Et Guillaume Coudray de rappeler qu’« un nombre croissant de gros fabricants (Herta, Madrange, Fleury-Michon, Brocéliande, Système U, notamment, ndlr.), qui communiquent volontiers sur la réduction des nitrites dans leurs produits, ont créé des gammes ‘‘zéro nitrite’’. » Logique commerciale ? « Demande de naturalité du consommateur », répond Vallat. « Jouer sur tous les tableaux leur permet de proposer une alimentation saine et de marger sur ceux qui peuvent se la payer, tout en faisant de gros volumes pour les classes populaires avec des produits qui tuent », s’indigne Ramos. Fleury Michon dit les choses autrement à Marianne : « Nous couvrons l’ensemble du marché, en pensant aussi aux consommateurs engagés, qui ont les moyens de consommer responsable. »
« Jouer sur tous les tableaux permet (aux fabricants) de proposer une alimentation saine et de marger sur ceux qui peuvent se la payer, tout en faisant de gros volumes pour les classes populaires avec des produits qui tuent », s’indigne Ramos.

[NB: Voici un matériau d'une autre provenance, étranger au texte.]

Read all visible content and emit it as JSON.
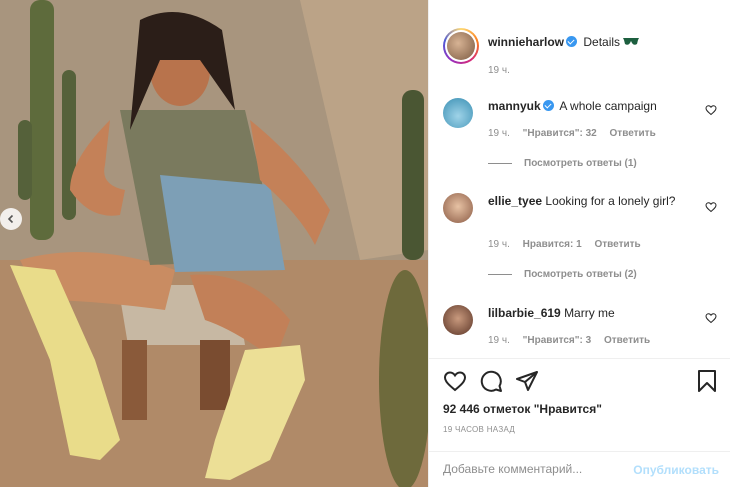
{
  "post": {
    "author": "winnieharlow",
    "caption": "Details",
    "caption_emoji": "sunglasses-emoji",
    "caption_time": "19 ч.",
    "verified": true
  },
  "comments": [
    {
      "user": "mannyuk",
      "verified": true,
      "text": "A whole campaign",
      "time": "19 ч.",
      "likes": "\"Нравится\": 32",
      "reply": "Ответить",
      "view_replies": "Посмотреть ответы (1)"
    },
    {
      "user": "ellie_tyee",
      "verified": false,
      "text": "Looking for a lonely girl?",
      "time": "19 ч.",
      "likes": "Нравится: 1",
      "reply": "Ответить",
      "view_replies": "Посмотреть ответы (2)"
    },
    {
      "user": "lilbarbie_619",
      "verified": false,
      "text": "Marry me",
      "time": "19 ч.",
      "likes": "\"Нравится\": 3",
      "reply": "Ответить"
    }
  ],
  "actions": {
    "like_icon": "heart-icon",
    "comment_icon": "comment-icon",
    "share_icon": "share-icon",
    "save_icon": "bookmark-icon"
  },
  "likes_count": "92 446 отметок \"Нравится\"",
  "time_ago": "19 ЧАСОВ НАЗАД",
  "comment_form": {
    "placeholder": "Добавьте комментарий...",
    "submit": "Опубликовать"
  },
  "colors": {
    "accent": "#3897f0",
    "publish_disabled": "#b2dffc",
    "secondary_text": "#8e8e8e"
  }
}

Une question demeure : si la dangerosité des additifs nitrés est connue depuis longtemps, comment expliquer que les industriels aient pu continuer à s’engraisser ainsi ? « Le lobbying industriel a développé des stratégies pour peser sur l’écriture des lois », décrypte la journaliste Stéphane Horel, auteur de Lobbytomie (La Découverte). Ramos abonde : « J’ai vu la puissance de feu de ces gens-là quand mon amendement prévoyant une taxe de 10 centimes par kilo de charcuterie nitritée est passé à la trappe en octobre 2019. » Hasard ou non, son principal adversaire, le président de la FICT Bernard Vallat, est un homme de réseau : appartenant au corps informel des vétérinaires de la haute-fonction publique, passé par la direction générale de l’alimentation au ministère de l’Agriculture, il est le premier président de la Fédération charcutière qui ne soit pas issu du sérail. « Je suis moi-même un scientifique, et la fédération m’a demandé de présider du fait de mes compétences », assure-t-il à Marianne.
La « science » est en effet le premier argument d’une industrie qui se réfugie ces temps-ci derrière les propos rassurants du professeur Jean-Michel Lecerf, chef du service nutrition à l’Institut Pasteur de Lille… et président du conseil scientifique de la FICT. « De l’amiante aux pesticides comme le glyphosate, en passant par le plomb ou le tabac, les industriels ont mis en place depuis très longtemps la « manufacture du doute », destinée à ôter tout crédit aux recherches révélant la dangerosité de leurs produits par le biais d’études « scientifiques », avec des chercheurs en plein conflit d’intérêts », estime Stéphane Horel.
DENORMANDIE TEMPORISE
Dernier exemple en date : un rapport publié le 20 novembre par l’Académie d’agriculture dirigé par le toxicologue Gérard Pascal, brandi par tous les pro-nitrites que Marianne a contactés. Entouré pour l’occasion d’un aréopage de six autres retraités sur une équipe de dix personnalités (n’incluant aucun cancérologue, épidémiologiste ou biochimiste), Pascal a fait une longue carrière à l’Institut national de la recherche agronomique tout en étant consultant pour l’industrie. Il vante ainsi à longueur d’interventions médiatiques « l’importance [des sels nitrités] dans la conservation de la viande », tout comme son confrère Jean-Marie Bourre, ancien directeur du centre d’information sur les charcuteries et ex-président du conseil scientifique de la FICT. « Ce rapport scientifique n’en est pas un, assénait le chercheur Jérôme Santolini devant la mission Ramos. C’est une opinion de quelques scientifiques plus ou moins actifs sur un sujet qu’ils ne comprennent pas. »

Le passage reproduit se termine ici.